By Mons. Antonio Riboldi
Pubblicato il 2 Febbraio 2014

Credo che tutti abbiamo provato l’esperienza dello smarrimento e dell’incertezza, che a volte sconfina nella paura, quando, di sera, all’improvviso se ne va la luce in casa o per la strada su cui camminiamo. Tutto prende una dimensione diversa: non sai più dove sei, cosa ti stia succedendo e dove stai mettendo i piedi. È come quando ci si trova immersi nella nebbia di notte. Ma poi appena torna la luce o il sereno si prova un immenso senso di sollievo, quasi di gioia.

Oggi, se facciamo bene attenzione, l’umanità, per tante ragioni, è come se avesse smarrito la luce. A volte ci sentiamo avvolti da un profondo buio dentro e fuori di noi. Tentiamo tanti discorsi sulla pace, sull’onestà, sulla tolleranza, ma paiono avvolti dalle tenebre, tanto da dubitare se serva anche solo ascoltarli. Abbiamo bisogno di luce interiore, ma chi merita di essere oggi considerato “luce”. Ancor più a chi possiamo rivolgerci perché ci faccia luce? Fa davvero compassione scoprire tanti nostri fratelli e sorelle, nelle famiglie, nella società, pervasi da un buio “dentro”, dove si dovrebbe essere chiamati a cercare e trovare la vera strada della vita. A chi rivolgersi?

Gesù è la vera luce. Luce che illumina il mondo, ma purtroppo, ci dice l’evangelista Giovanni che, anche chi è stato creato per mezzo di lui, spesso non sa trovare la via della luce. Basta guardarci attorno. Non riconoscere che Gesù è la luce corrisponde a scegliere di vivere nelle tenebre, ossia fuori dalla verità, e fare dell’amore per se stessi la vanità della nostra stessa esistenza, insieme a tante altre realtà del mondo, che pretenderebbero di prendere il posto alla luce vera: una follia. Non ci scandalizziamo, allora, di questo uomo che vive nel buio.

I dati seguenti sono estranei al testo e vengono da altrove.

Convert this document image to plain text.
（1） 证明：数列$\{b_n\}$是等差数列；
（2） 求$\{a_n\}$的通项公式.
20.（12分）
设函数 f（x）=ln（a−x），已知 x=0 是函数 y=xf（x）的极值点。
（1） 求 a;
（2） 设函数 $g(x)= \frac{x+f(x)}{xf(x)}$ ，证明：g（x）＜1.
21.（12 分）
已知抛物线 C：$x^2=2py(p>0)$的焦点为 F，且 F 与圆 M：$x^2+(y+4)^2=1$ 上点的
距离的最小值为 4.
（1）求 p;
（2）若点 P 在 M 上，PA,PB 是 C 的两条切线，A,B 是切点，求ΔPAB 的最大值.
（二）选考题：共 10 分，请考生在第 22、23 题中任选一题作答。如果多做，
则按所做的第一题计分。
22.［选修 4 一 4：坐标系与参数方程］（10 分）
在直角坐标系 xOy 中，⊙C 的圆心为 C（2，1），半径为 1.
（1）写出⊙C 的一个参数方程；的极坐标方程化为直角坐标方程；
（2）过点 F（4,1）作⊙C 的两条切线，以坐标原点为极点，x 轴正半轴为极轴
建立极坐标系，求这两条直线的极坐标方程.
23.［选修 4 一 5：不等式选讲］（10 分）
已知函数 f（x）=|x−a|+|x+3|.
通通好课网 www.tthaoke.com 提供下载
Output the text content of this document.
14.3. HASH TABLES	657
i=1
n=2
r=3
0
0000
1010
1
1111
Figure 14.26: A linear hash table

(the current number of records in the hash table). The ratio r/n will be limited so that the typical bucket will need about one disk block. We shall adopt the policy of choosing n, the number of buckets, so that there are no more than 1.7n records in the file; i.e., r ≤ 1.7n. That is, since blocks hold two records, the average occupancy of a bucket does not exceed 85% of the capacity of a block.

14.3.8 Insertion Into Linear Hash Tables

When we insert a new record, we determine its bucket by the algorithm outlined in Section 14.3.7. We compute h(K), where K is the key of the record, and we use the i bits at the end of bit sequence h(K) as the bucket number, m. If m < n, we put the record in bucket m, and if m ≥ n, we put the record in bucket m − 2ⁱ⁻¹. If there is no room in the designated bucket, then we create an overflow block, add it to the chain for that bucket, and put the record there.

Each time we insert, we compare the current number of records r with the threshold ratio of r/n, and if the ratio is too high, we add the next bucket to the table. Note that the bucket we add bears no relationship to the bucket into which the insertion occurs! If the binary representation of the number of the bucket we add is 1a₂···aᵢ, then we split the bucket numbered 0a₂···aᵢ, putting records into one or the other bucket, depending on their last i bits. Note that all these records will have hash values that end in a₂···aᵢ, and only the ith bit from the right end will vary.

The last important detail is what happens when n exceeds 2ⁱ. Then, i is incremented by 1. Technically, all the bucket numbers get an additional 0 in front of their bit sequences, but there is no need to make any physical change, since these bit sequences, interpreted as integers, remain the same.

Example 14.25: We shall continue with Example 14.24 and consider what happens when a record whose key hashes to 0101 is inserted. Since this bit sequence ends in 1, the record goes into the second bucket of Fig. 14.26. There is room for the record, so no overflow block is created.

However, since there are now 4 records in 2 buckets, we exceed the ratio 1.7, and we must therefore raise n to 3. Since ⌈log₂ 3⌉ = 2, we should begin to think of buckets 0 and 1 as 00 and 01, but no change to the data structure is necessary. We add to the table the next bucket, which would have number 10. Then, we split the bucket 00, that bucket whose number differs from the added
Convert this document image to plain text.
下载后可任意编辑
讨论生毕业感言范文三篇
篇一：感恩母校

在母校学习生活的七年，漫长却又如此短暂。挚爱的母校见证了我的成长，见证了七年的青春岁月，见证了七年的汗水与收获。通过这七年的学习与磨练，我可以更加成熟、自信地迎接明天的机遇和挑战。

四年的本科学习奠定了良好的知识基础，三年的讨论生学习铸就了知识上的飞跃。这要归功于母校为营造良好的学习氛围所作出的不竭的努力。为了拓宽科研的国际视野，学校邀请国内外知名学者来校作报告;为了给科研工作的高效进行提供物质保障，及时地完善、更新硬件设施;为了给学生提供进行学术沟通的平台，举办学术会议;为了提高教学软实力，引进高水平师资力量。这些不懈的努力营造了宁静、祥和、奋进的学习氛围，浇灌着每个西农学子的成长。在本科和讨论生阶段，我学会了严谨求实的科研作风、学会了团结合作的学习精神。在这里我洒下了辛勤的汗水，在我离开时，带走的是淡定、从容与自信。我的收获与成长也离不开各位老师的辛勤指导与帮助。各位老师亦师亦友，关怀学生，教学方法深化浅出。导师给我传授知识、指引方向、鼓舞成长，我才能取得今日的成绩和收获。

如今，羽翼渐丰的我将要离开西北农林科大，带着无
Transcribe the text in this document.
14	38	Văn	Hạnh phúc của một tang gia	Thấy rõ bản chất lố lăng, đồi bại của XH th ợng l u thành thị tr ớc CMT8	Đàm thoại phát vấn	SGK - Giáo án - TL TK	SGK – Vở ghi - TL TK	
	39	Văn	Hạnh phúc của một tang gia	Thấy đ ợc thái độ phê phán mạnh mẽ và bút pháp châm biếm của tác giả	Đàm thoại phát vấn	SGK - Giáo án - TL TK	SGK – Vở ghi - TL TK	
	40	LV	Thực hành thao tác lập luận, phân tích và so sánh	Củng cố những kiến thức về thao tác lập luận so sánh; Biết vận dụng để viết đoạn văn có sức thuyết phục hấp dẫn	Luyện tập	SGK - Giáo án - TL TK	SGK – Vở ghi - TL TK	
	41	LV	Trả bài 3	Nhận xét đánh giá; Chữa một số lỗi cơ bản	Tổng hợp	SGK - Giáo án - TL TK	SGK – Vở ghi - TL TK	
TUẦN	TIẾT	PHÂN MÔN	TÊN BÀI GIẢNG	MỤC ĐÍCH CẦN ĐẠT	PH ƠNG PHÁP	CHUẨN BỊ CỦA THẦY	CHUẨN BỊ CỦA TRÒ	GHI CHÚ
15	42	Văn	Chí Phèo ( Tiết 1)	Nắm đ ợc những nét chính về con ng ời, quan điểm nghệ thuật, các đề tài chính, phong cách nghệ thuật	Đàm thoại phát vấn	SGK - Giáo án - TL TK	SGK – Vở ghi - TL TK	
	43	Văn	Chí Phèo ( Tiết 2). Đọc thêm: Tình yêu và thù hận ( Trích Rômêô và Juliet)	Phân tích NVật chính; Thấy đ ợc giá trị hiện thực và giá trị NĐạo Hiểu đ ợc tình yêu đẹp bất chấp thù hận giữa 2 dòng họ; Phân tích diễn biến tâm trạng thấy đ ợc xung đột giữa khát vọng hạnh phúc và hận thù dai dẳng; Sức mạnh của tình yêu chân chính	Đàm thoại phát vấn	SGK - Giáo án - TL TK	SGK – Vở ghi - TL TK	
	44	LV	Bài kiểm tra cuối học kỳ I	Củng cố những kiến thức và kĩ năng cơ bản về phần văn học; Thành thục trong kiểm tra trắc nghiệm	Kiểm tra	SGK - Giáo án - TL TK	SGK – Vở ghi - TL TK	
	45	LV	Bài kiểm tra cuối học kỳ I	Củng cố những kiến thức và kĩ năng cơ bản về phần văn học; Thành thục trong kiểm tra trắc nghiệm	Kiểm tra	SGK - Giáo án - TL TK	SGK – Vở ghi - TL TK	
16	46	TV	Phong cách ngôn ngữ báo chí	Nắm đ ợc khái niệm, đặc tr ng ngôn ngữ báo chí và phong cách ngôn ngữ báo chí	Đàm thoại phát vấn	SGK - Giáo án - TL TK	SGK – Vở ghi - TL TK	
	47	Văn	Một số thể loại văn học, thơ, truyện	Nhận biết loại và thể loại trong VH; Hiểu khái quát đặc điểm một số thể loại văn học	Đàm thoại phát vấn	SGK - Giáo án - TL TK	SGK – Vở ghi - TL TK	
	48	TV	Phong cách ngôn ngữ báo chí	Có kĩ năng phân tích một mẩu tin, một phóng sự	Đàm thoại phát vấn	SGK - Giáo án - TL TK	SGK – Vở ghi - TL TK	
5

Occorre incontrare Gesù, lui, figlio di Dio, è la sola luce, da cui dobbiamo farci inondare. E l’incontro non è soltanto motivo di una gioia profonda, come quando splende il sole, ma diventa anche la responsabilità di vivere testimoniando il dono ricevuto, grazie alla sua presenza nella nostra vita, così da diventare noi stessi una fonte di luce e di gioia per chi ci sta vicino. Ci sono fratelli e sorelle – tanti, ma non fanno rumore, proprio come la luce – che si distinguono per la loro fede vissuta e la bontà. Sono di ogni condizione, lingua, nazione… Ne ho conosciuti tanti, donne, uomini, giovani e anziani, che si imponevano all’attenzione per qualcosa di indefinito, che appartiene proprio alla luce: una luminosità interiore che invadeva anche coloro che li avvicinava. Alcuni poi si distinguono per la missione specifica che il Signore ha loro affidato.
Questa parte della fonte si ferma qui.